Shiotani Akiko, Iishi Hiroyasu, Ishiguro Shingo, Tatsuta Masaharu, Nakae Yukinori, Merchant Juanita L
Health Administration Center, Wakayama University, 930 Sakaedani, Wakayama 640-8510, Japan.
J Gastroenterol. 2005 Apr;40(4):337-44. doi: 10.1007/s00535-004-1549-9.
Gastric cancer is typically an end result of Helicobacter pylori-associated chronic gastritis. The pathogenesis is thought to involve effects on gastric mucosal epithelial cell turnover. In this study, we aimed to compare apoptosis and proliferation in the noncancer-containing mucosa of H. pylori-positive patients with early gastric cancer with these phenomena in H. pylori-positive controls.
Two specimens each were obtained from the greater and lesser curvatures of the corpus and from the greater curvature of the antrum. The histopathological grading used was the updated Sydney System. Apoptotic epithelial cells were detected using the terminal deoxy nucleotidyl transferase-mediated deoxy-uridine triphosphate (dUTP) biotin nick-end labeling (TUNEL) method.
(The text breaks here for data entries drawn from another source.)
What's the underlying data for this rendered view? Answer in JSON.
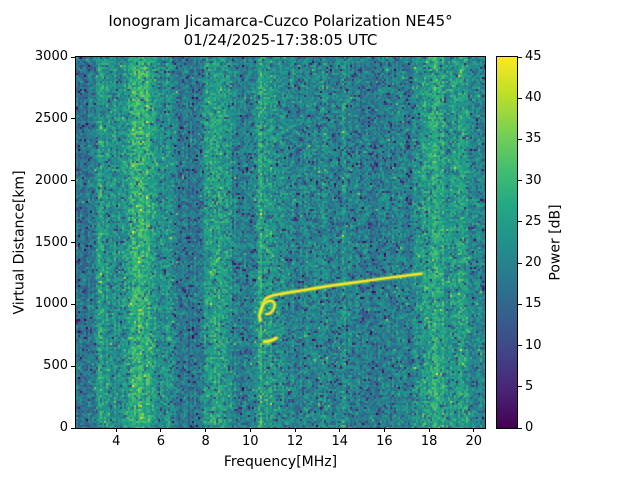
{
  "chart_data": {
    "type": "heatmap",
    "title": "Ionogram Jicamarca-Cuzco Polarization NE45°",
    "subtitle": "01/24/2025-17:38:05 UTC",
    "xlabel": "Frequency[MHz]",
    "ylabel": "Virtual Distance[km]",
    "colorbar_label": "Power [dB]",
    "xlim": [
      2.2,
      20.5
    ],
    "ylim": [
      0,
      3000
    ],
    "clim": [
      0,
      45
    ],
    "x_ticks": [
      4,
      6,
      8,
      10,
      12,
      14,
      16,
      18,
      20
    ],
    "y_ticks": [
      0,
      500,
      1000,
      1500,
      2000,
      2500,
      3000
    ],
    "colorbar_ticks": [
      0,
      5,
      10,
      15,
      20,
      25,
      30,
      35,
      40,
      45
    ],
    "colormap": "viridis",
    "colormap_stops": [
      [
        0.0,
        "#440154"
      ],
      [
        0.1,
        "#482475"
      ],
      [
        0.2,
        "#414487"
      ],
      [
        0.3,
        "#355f8d"
      ],
      [
        0.4,
        "#2a788e"
      ],
      [
        0.5,
        "#21918c"
      ],
      [
        0.6,
        "#22a884"
      ],
      [
        0.7,
        "#44bf70"
      ],
      [
        0.8,
        "#7ad151"
      ],
      [
        0.9,
        "#bddf26"
      ],
      [
        1.0,
        "#fde725"
      ]
    ],
    "trace_color": "#fde725",
    "trace_glow_color": "#7ad151",
    "noise": {
      "seed": 20250124,
      "base_db": 20.5,
      "amplitude_db": 9,
      "column_jitter_db": 5,
      "dark_speckle_prob": 0.08,
      "bright_speckle_prob": 0.015
    },
    "interference_bands": [
      {
        "center_mhz": 3.27,
        "width_mhz": 0.06,
        "boost_db": 7
      },
      {
        "center_mhz": 3.7,
        "width_mhz": 0.3,
        "boost_db": 2.5
      },
      {
        "center_mhz": 5.15,
        "width_mhz": 0.55,
        "boost_db": 8
      },
      {
        "center_mhz": 6.35,
        "width_mhz": 0.1,
        "boost_db": 3.5
      },
      {
        "center_mhz": 8.35,
        "width_mhz": 0.3,
        "boost_db": 7
      },
      {
        "center_mhz": 9.0,
        "width_mhz": 0.07,
        "boost_db": 3.5
      },
      {
        "center_mhz": 10.43,
        "width_mhz": 0.05,
        "boost_db": 9
      },
      {
        "center_mhz": 10.95,
        "width_mhz": 0.3,
        "boost_db": 3.5
      },
      {
        "center_mhz": 14.2,
        "width_mhz": 0.08,
        "boost_db": 2
      },
      {
        "center_mhz": 18.3,
        "width_mhz": 0.5,
        "boost_db": 7
      },
      {
        "center_mhz": 19.5,
        "width_mhz": 0.25,
        "boost_db": 4
      },
      {
        "center_mhz": 2.5,
        "width_mhz": 0.3,
        "boost_db": -4
      },
      {
        "center_mhz": 7.2,
        "width_mhz": 0.5,
        "boost_db": -3
      },
      {
        "center_mhz": 9.7,
        "width_mhz": 0.25,
        "boost_db": -2
      },
      {
        "center_mhz": 16.0,
        "width_mhz": 1.5,
        "boost_db": -1.5
      }
    ],
    "echo_traces": {
      "main_trace": [
        [
          10.5,
          940
        ],
        [
          10.55,
          1000
        ],
        [
          10.7,
          1048
        ],
        [
          11.0,
          1072
        ],
        [
          11.6,
          1092
        ],
        [
          12.5,
          1118
        ],
        [
          13.5,
          1148
        ],
        [
          14.5,
          1172
        ],
        [
          15.5,
          1198
        ],
        [
          16.5,
          1222
        ],
        [
          17.3,
          1240
        ],
        [
          17.65,
          1248
        ]
      ],
      "cusp": [
        [
          10.45,
          868
        ],
        [
          10.4,
          905
        ],
        [
          10.46,
          955
        ],
        [
          10.6,
          1005
        ],
        [
          10.8,
          1028
        ],
        [
          11.0,
          1026
        ],
        [
          11.1,
          998
        ],
        [
          11.04,
          958
        ],
        [
          10.9,
          928
        ],
        [
          10.72,
          920
        ]
      ],
      "second_hop": [
        [
          10.62,
          698
        ],
        [
          10.82,
          702
        ],
        [
          11.0,
          712
        ],
        [
          11.16,
          728
        ]
      ]
    }
  }
}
The expression of Ki 67 was evaluated by immunostaining.
Forty-five H. pylori-positive patients with endoscopic mucosal resection for early gastric cancer and 52 H. pylori-positive controls were studied. Gastric cancer was associated with a higher frequency of incomplete intestinal metaplasia (IM; odds ratio [OR], 19.1; 95% confidence interval [CI], 6.9-53.2; P < 0.001). The apoptotic index (AI) in the greater curvature of the corpus and the proliferation index (PI) in each part were significantly higher in cancer patients than in the control group. The median PI in the antrum was significantly higher in the incomplete IM group than that in the complete IM group (17.6 vs 12.6; P = 0.009). The PI and the AI in the greater curvature of the corpus correlated with the activity score, and the PI correlated with the IM score.
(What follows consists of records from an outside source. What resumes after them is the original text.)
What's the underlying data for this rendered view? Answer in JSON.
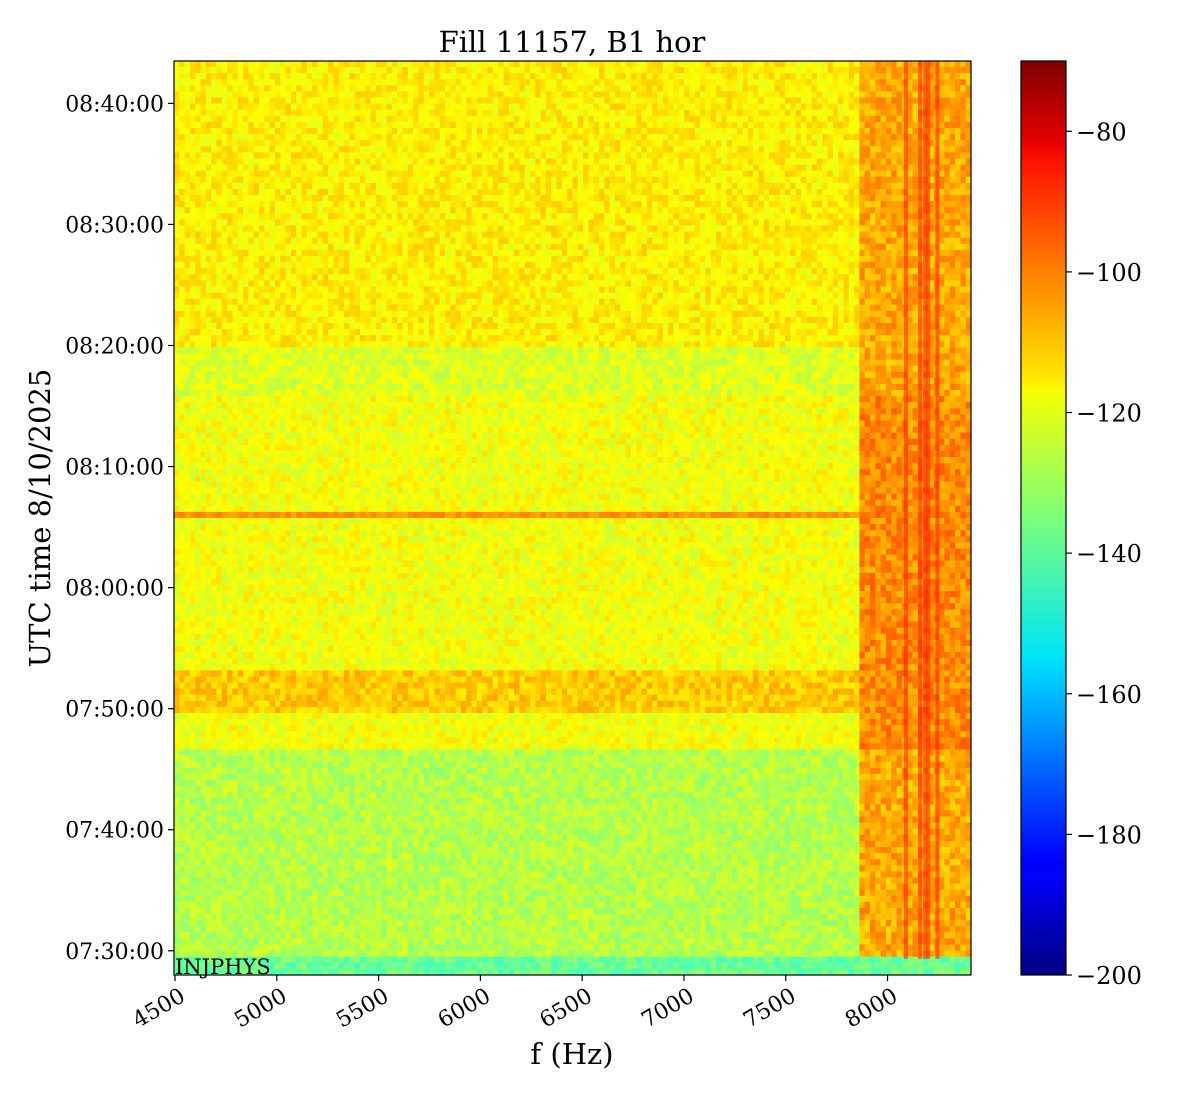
{
  "chart_data": {
    "type": "heatmap",
    "title": "Fill 11157, B1 hor",
    "xlabel": "f (Hz)",
    "ylabel": "UTC time 8/10/2025",
    "annotation": "INJPHYS",
    "xlim": [
      4495,
      8410
    ],
    "xticks": [
      4500,
      5000,
      5500,
      6000,
      6500,
      7000,
      7500,
      8000
    ],
    "xtick_labels": [
      "4500",
      "5000",
      "5500",
      "6000",
      "6500",
      "7000",
      "7500",
      "8000"
    ],
    "ylim_minutes": [
      448,
      523.5
    ],
    "yticks_minutes": [
      450,
      460,
      470,
      480,
      490,
      500,
      510,
      520
    ],
    "ytick_labels": [
      "07:30:00",
      "07:40:00",
      "07:50:00",
      "08:00:00",
      "08:10:00",
      "08:20:00",
      "08:30:00",
      "08:40:00"
    ],
    "colorbar": {
      "colormap": "jet",
      "range": [
        -200,
        -70
      ],
      "ticks": [
        -200,
        -180,
        -160,
        -140,
        -120,
        -100,
        -80
      ],
      "tick_labels": [
        "−200",
        "−180",
        "−160",
        "−140",
        "−120",
        "−100",
        "−80"
      ]
    },
    "regions": [
      {
        "t_from": "07:28:00",
        "t_to": "07:29:20",
        "level_db": -138
      },
      {
        "t_from": "07:29:20",
        "t_to": "07:46:40",
        "level_db": -128
      },
      {
        "t_from": "07:46:40",
        "t_to": "07:49:30",
        "level_db": -120
      },
      {
        "t_from": "07:49:30",
        "t_to": "07:53:00",
        "level_db": -112
      },
      {
        "t_from": "07:53:00",
        "t_to": "08:16:00",
        "level_db": -120
      },
      {
        "t_from": "08:16:00",
        "t_to": "08:20:00",
        "level_db": -123
      },
      {
        "t_from": "08:20:00",
        "t_to": "08:43:30",
        "level_db": -117
      }
    ],
    "high_frequency_band": {
      "f_from_hz": 7850,
      "f_to_hz": 8400,
      "level_db": -104
    },
    "peak_lines_hz": [
      8090,
      8160,
      8185,
      8200,
      8245
    ],
    "peak_line_level_db": -90,
    "horizontal_line": {
      "time": "08:06:00",
      "level_db": -105
    }
  }
}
In the cancer patients, H. pylori-induced gastritis was associated with increased cell proliferation and apoptosis compared with mucosal findings in the controls. IM seems to be one of the most important factors affecting cell proliferation and may be one of the components of carcinogenesis that results in proliferation-dominant cell kinetics.
胃癌通常是幽门螺杆菌相关慢性胃炎的最终结果。其发病机制被认为涉及对胃黏膜上皮细胞更新的影响。在本研究中,我们旨在比较早期胃癌幽门螺杆菌阳性患者的非癌黏膜中的细胞凋亡和增殖情况与幽门螺杆菌阳性对照组中的这些现象。
从胃体大弯和小弯以及胃窦大弯各获取两份标本。采用的组织病理学分级是更新后的悉尼系统。使用末端脱氧核苷酸转移酶介导的脱氧尿苷三磷酸(dUTP)生物素缺口末端标记(TUNEL)法检测凋亡上皮细胞。通过免疫染色评估Ki 67的表达。
研究了45例接受内镜下黏膜切除术治疗早期胃癌的幽门螺杆菌阳性患者和52例幽门螺杆菌阳性对照。胃癌与不完全肠化生(IM)的较高发生率相关(优势比[OR],19.1;95%置信区间[CI],6.9 - 53.2;P < 0.001)。癌症患者胃体大弯处的凋亡指数(AI)和各部位的增殖指数(PI)均显著高于对照组。不完全IM组胃窦部的中位PI显著高于完全IM组(17.6对12.6;P = 0.009)。胃体大弯处的PI和AI与活动评分相关,PI与IM评分相关。
与对照组的黏膜表现相比,癌症患者中幽门螺杆菌诱导的胃炎与细胞增殖和凋亡增加相关。IM似乎是影响细胞增殖的最重要因素之一,可能是导致以增殖为主的细胞动力学的致癌过程的组成部分之一。